Quick summary before we start, because I'm willing to bet not a lot of people have read this book yet. Gut Reaction, by Kirby Larson and Quinn Wyatt, is a story about a thirteen-year-old who has just moved to a new school and is trying to balance making friends with schoolwork and her passion for baking. The book focuses on her working to win a baking competition with the help of her new friends. But there's a catch, one that's supposed to be a shock but if you know about this novel at all, odds are you already know what it is because it's in all the marketing material; she has Crohn's, and has yet to figure out how to manage her condition. After being diagnosed, she becomes determined to prove that her disease does not hold her back and (spoilers) gets all the way to the finals of the baking competition she joined.

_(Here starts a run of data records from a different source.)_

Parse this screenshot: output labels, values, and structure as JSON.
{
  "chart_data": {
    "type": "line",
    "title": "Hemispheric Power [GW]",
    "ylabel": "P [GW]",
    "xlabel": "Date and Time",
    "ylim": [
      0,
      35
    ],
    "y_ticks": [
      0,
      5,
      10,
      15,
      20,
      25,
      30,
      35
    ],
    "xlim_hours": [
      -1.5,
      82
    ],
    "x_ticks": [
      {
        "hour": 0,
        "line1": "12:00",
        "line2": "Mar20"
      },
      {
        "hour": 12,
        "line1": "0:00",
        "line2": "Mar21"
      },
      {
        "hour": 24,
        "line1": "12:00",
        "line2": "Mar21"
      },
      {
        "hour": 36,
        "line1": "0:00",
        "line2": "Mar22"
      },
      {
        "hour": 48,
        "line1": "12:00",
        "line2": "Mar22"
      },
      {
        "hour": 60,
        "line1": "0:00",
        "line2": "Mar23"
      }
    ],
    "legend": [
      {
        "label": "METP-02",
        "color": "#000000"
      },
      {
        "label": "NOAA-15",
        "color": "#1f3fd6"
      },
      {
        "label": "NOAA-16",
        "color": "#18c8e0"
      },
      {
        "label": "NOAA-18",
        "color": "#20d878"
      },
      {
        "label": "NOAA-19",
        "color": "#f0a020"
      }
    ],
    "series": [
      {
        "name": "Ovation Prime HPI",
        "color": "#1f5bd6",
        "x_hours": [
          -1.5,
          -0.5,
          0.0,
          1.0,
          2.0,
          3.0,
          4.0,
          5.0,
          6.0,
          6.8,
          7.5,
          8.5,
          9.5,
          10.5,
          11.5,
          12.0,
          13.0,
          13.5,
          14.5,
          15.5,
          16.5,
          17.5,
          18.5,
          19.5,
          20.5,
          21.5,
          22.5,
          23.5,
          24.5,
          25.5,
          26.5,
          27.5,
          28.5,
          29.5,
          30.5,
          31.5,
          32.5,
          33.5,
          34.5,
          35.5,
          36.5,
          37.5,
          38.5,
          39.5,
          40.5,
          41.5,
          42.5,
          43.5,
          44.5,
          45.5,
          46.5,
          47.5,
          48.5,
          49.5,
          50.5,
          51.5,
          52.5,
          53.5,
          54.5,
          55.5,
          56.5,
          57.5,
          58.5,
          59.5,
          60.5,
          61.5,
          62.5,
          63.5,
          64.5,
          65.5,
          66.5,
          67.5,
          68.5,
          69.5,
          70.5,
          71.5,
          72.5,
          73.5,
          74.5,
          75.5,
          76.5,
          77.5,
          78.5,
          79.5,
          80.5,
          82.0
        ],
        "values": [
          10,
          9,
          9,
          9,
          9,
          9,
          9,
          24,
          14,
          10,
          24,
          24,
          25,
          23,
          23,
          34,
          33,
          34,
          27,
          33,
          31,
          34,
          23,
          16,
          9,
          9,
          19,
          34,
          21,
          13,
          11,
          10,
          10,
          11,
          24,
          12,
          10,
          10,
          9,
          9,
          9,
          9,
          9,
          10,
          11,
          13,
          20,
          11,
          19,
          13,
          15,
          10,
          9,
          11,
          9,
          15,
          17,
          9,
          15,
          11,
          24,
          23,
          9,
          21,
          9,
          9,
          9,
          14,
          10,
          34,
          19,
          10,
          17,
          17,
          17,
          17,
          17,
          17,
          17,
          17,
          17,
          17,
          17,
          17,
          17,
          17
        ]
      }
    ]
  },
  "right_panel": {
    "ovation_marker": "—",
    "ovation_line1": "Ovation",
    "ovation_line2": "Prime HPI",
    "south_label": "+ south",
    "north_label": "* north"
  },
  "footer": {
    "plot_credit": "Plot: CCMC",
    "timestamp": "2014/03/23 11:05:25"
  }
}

Overall, this book is just boring. A lot of the reviews for this book say that this book is better if you're familiar with baking, but what they mean by that is that unless you're looking for a book specifically about either bakers or kids with Crohn's, this book isn't for you. Which, frankly is my biggest problem with the book; there just isn't anything interesting in it. Every problem has a simple solution, all of the people are nice (including the main character's step-father), and despite this being a story about how Crohn's doesn't have to stop you from living a normal life her disease is easily her biggest opponent in the novel, which I feel undercuts the message a tad. Honestly, I could forgive all of that. Were it not for the Language Art's teacher.
I'm willing to bet that a lot of you had a Language Arts teacher who was tragically awful at their job. I had one, and I only went to middle school for three months before my mother pulled me out and homeschooled me. That's what this woman is; she wears schlocky jewelry, only teaches from classic novels, and doesn't let her students use the bathroom during class. If you're like me, you expected that to come up again, especially since the main character worries about this specifically and a huge plot point is that she can't get anything above a C-minus in her Language Arts class. If you're like me, and waiting eagerly for them to but heads over this, you're going to be gravely disappointed because once the main character gets diagnosed, her Language Arts teacher never gets brought up again. At all. The class does, and we get a brief scene with one of the girls who also butted heads with the teacher, and we see the essay the main character wrote that finally got an A+, but that's it. No dramatic moment when the main character rushes to the bathroom and the two get in a screaming match, no discussion between the main character or the main character's mother about why she has to be allowed to use the bathroom during class, no moment where the teacher tells the main character that she got a note from her mother about needing to be allowed to use the bathroom in class if she asks.
I've mentioned this before, but for those who are new, I'm Autistic, and one of my issues is that my handwriting is illegible unless I write really slowly. So once computers were cheap enough, I used one for my classwork and from the time I entered High School, and a class where I had to take notes, I've always used a laptop in class. As such, I'm familiar with both needing accommodations and the fear of a teacher telling you that you aren't allowed to have them for bullshit reasons. As such, I was waiting to see how this book would tackle the topic of suddenly needing an exemption from your teachers ironclad rules. Lack of accommodations is part of the reason I got pulled out of middle school, and I have had to tell teachers they couldn't force me to not use my laptop even as far in as college. But the thing is, most teachers were just fine with letting me use a laptop, and the one time one of them wasn't, it got resolved the next day. So a book like this, without a lot of conflict and people who are genuinely understanding of someone's illness, is the perfect place to help kids who are sick/disabled see that there's nothing wrong with telling your teacher that you need something the other students don't have. Especially since the Language Art's teacher was a bit of a bitch, so the main character would have every reason to worry about being denied. As someone who to this day worries about entering new places because she's afraid of how people will react to finding out she needs extra help, this feels like an important message to give not only disabled kids, but everyone; don't worry about people judging you for needing help, worry about what happens if you don't get it.
Yeah, I'm annoyed that a book didn't give me one scene I can imagine happened offscreen, but when you set up that a teacher doesn't allow bathroom breaks in her first appearance, I expect that to pay off at some point before the novel concludes. Especially when you only need to mention it happening for it to pay off. Doubly so when your book has no purpose for existing other than as a gift for people who know kids who were just diagnosed with Crohn's. No lie, if this had paid off the way that I wanted it to, I feel like this book could have been just a little bit meaningful. The kind of meaning not a lot of kids get. Instead, it was just left by the wayside, and I get that it was probably between this one scene and paying off the baking competition, but I'm still disappointed. Mostly because I made the mistake of reading this book as someone who had no interest in baking and, as far as I know, doesn't have Crohn's.
On the whole, this book isn't bad, this is just one thing that bugs me specifically. I'm not even going to pretend that fixing this one problem would have fixed it, because I think this book isn't very well written. It's okay. Does the bare minimum, has a gimmick, that's it. So yeah, the reviewers were mostly right; if you're a middle schooler with Crohn's and a passion for baking, this book is for you. Otherwise, don't bother.